I sang in the first grade chorus at Plymouth Elementary School and learned that “just a spoonful of sugar makes the medicine go down.” I fell in love with a beautiful voice that crooned the promise of a white Christmas. My brother and I learned about Christmas trees.
That first year, we each got one gift from Santa Claus, but then the next year, we each got two. So we chortled with joy, smug in our conviction that we were especially good children, but then it turned out that our babysitter had dropped off surprises for us, and we learned that gifts could come from different people and we could give them as well. We also learned about bullies who made incomprehensible sounds at us with their mouths while pulling their eyelids back and squishing their noses.
I have written before that I don’t remember the process of learning English; it was no big deal, really, to be able to retain most of my original language, and yet absorb a whole new language painlessly and without any effort. We learned English by watching the Green Hornet and Batman.
It was much different for my mother, who was the Seoul-city native suddenly uprooted and planted in the middle of the American Midwest, with no family, no friends, no familiarity of home. Like a true pioneer of olden times, she weathered her new challenges, but now, as an adult, I think how hard it must have been for her, a stranger in a foreign land.
My father had the refuge and responsibility of work. Every day, he would drive his new American car to Dow Chemical, which employed almost everybody in that company town in Midland, Michigan.
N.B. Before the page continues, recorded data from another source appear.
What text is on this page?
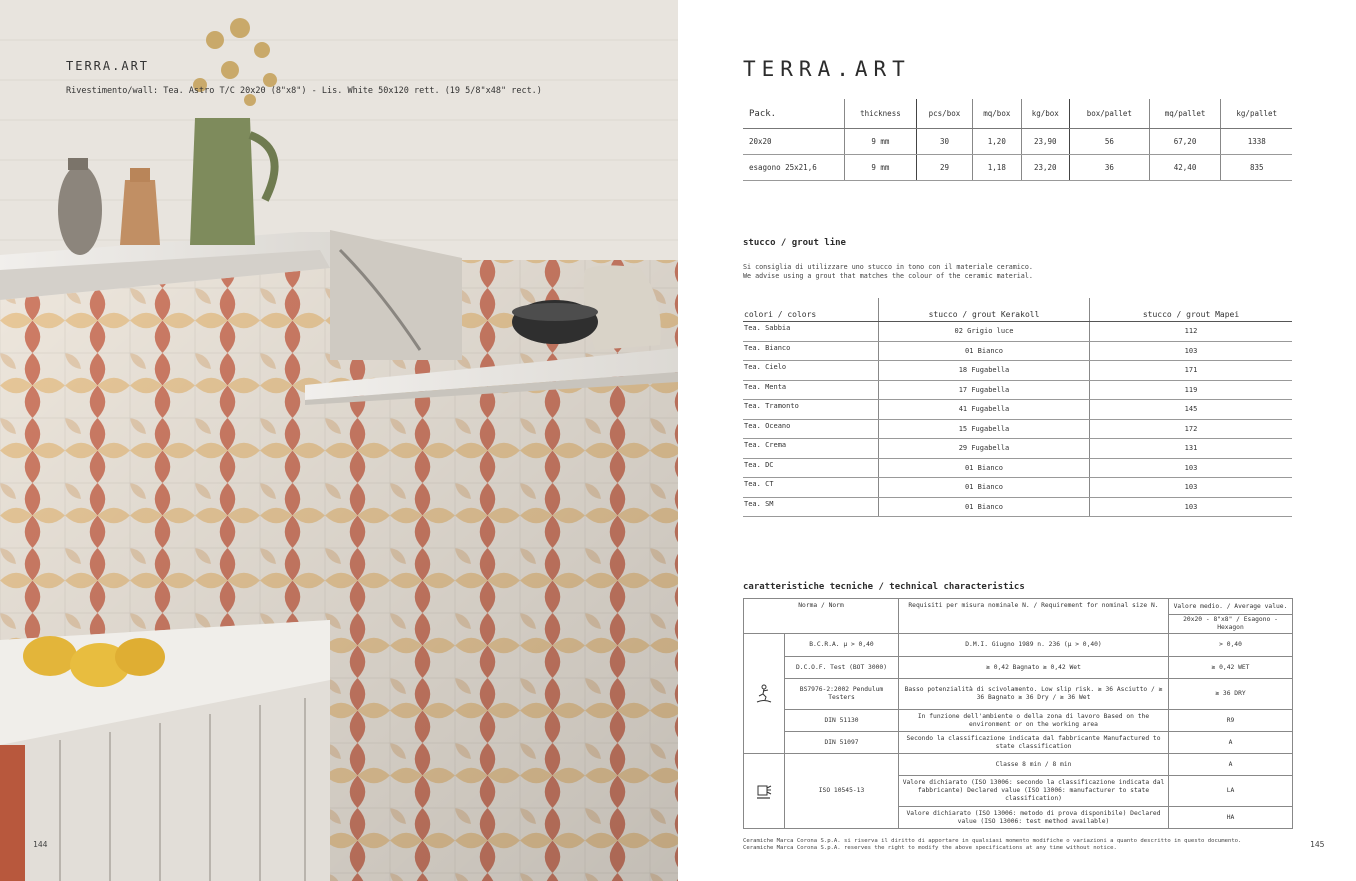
TERRA.ART
Rivestimento/wall: Tea. Astro T/C 20x20 (8"x8") - Lis. White 50x120 rett. (19 5/8"x48" rect.)
144
TERRA.ART
Pack.	thickness	pcs/box	mq/box	kg/box	box/pallet	mq/pallet	kg/pallet
20x20	9 mm	30	1,20	23,90	56	67,20	1338
esagono 25x21,6	9 mm	29	1,18	23,20	36	42,40	835
stucco / grout line
Si consiglia di utilizzare uno stucco in tono con il materiale ceramico.
We advise using a grout that matches the colour of the ceramic material.
colori / colors	stucco / grout Kerakoll	stucco / grout Mapei
Tea. Sabbia	02 Grigio luce	112
Tea. Bianco	01 Bianco	103
Tea. Cielo	18 Fugabella	171
Tea. Menta	17 Fugabella	119
Tea. Tramonto	41 Fugabella	145
Tea. Oceano	15 Fugabella	172
Tea. Crema	29 Fugabella	131
Tea. DC	01 Bianco	103
Tea. CT	01 Bianco	103
Tea. SM	01 Bianco	103
caratteristiche tecniche / technical characteristics
Norma / Norm		Requisiti per misura nominale N. / Requirement for nominal size N.	Valore medio. / Average value.
			20x20 - 8"x8" / Esagono - Hexagon

	B.C.R.A. µ > 0,40	D.M.I. Giugno 1989 n. 236 (µ > 0,40)	> 0,40
	D.C.O.F. Test (BOT 3000)	≥ 0,42 Bagnato ≥ 0,42 Wet	≥ 0,42 WET
	BS7976-2:2002 Pendulum Testers	Basso potenzialità di scivolamento. Low slip risk. ≥ 36 Asciutto / ≥ 36 Bagnato ≥ 36 Dry / ≥ 36 Wet	≥ 36 DRY
	DIN 51130	In funzione dell'ambiente o della zona di lavoro Based on the environment or on the working area	R9
	DIN 51097	Secondo la classificazione indicata dal fabbricante Manufactured to state classification	A

	ISO 10545-13	Classe 8 min / 8 min	A
		Valore dichiarato (ISO 13006: secondo la classificazione indicata dal fabbricante) Declared value (ISO 13006: manufacturer to state classification)	LA
		Valore dichiarato (ISO 13006: metodo di prova disponibile) Declared value (ISO 13006: test method available)	HA
Ceramiche Marca Corona S.p.A. si riserva il diritto di apportare in qualsiasi momento modifiche o variazioni a quanto descritto in questo documento.
Ceramiche Marca Corona S.p.A. reserves the right to modify the above specifications at any time without notice.	145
We lived at 3806 East St. Andrews, in a house in a row of houses so similar that my brother and I went out to play one day and somehow ended up knocking on the door of the wrong house, crying our eyes out for our mother. There was never a sight so grand as my dad coming up over the lawn to our rescue.
Fifty years ago we came to this country with hopes and dreams not unlike the hopes and dreams that still bring immigrants to this country. But today, immigration is an issue fraught with controversy and challenge. While the United States still shimmers as the land of limitless opportunity, our borders are open to some only through what is often a life-and-death lottery. We came with little more than a few suitcases, and a desire to succeed. Fifty years ago I had no choice in the decision, but if I had to do it all over again, I would. 1964 was, indeed, a very interesting year… and for this family, a good one too.